Disappointingly, these chatbots rarely express uncertainty, but instead provide wrong answers with inappropriate confidence. For example, ChatGPT provides 134 error messages in 200 queries, but has expressed suspicion only in 15 times. Even the paid versions of Perplexity Pro and Grok3 are not satisfactory, with the number of wrong answers higher, although they are priced at $20 and $40 per month, respectively.

In terms of content citations, multiple chatbots failed to follow publisher restrictions, and five chatbots even ignored the widely accepted standard of bot exclusion protocols. Perplexity once correctly quoted articles from National Geographic when publishers restricted their crawlers. Meanwhile, ChatGPT recited USA Today articles of paywall content through unauthorized Yahoo News.

In addition, many chatbots direct users to reprinted articles on platforms such as AOL or Yahoo, rather than the original source, even if an authorization agreement has been reached with the AI ​​company. For example, Perplexity Pro cited a reprinted version of the Texas Forum but failed to give the due signature. Grok3 and Gemini often invent URLs, and 154 of Grok3's 200 answers link to the error page.

This study highlights the growing crisis facing news organizations.
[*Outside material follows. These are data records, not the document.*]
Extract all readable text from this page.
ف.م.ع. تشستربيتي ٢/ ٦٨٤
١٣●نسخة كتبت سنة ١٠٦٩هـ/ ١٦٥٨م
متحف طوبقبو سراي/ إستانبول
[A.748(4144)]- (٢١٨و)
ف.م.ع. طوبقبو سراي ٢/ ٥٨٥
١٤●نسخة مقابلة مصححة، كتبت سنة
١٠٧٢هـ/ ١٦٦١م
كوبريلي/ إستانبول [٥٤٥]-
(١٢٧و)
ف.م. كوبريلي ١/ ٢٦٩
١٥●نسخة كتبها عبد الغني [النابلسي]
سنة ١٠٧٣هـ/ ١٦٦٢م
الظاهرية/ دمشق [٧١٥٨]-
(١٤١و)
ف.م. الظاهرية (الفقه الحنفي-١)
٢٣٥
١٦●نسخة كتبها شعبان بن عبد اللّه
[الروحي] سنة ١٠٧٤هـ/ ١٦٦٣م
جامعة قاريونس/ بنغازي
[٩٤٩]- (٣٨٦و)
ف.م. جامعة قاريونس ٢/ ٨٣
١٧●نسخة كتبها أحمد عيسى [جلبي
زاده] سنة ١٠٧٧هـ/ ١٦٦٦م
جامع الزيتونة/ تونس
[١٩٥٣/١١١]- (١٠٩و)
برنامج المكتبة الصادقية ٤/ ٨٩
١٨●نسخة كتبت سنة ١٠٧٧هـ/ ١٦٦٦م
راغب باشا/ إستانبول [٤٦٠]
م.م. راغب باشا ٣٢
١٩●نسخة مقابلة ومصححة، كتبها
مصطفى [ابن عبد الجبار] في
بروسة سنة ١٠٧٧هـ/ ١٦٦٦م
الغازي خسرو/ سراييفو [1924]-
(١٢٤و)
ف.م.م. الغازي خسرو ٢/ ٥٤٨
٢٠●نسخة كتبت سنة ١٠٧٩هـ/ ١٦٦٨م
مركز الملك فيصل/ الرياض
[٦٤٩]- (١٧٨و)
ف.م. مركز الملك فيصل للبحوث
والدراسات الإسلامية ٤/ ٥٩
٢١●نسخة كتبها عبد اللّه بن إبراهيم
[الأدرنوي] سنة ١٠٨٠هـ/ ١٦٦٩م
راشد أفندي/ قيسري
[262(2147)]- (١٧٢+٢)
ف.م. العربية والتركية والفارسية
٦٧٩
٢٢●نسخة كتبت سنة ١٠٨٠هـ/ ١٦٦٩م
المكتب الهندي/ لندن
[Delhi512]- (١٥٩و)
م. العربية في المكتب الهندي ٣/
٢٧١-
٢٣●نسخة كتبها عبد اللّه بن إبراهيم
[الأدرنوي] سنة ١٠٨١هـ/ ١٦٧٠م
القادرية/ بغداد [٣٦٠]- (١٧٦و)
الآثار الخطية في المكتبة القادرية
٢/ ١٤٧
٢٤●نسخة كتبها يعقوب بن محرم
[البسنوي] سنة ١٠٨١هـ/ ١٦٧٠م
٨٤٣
More and more Americans are using AI tools as their source of information, but unlike Google, chatbots do not direct traffic to websites, but instead summarize content without linking back, causing publishers to lose advertising revenue. Danielle Coffey of the News Media Alliance warned that without control over the crawlers, publishers would not be able to effectively “make valuable content or pay journalists’ salaries.”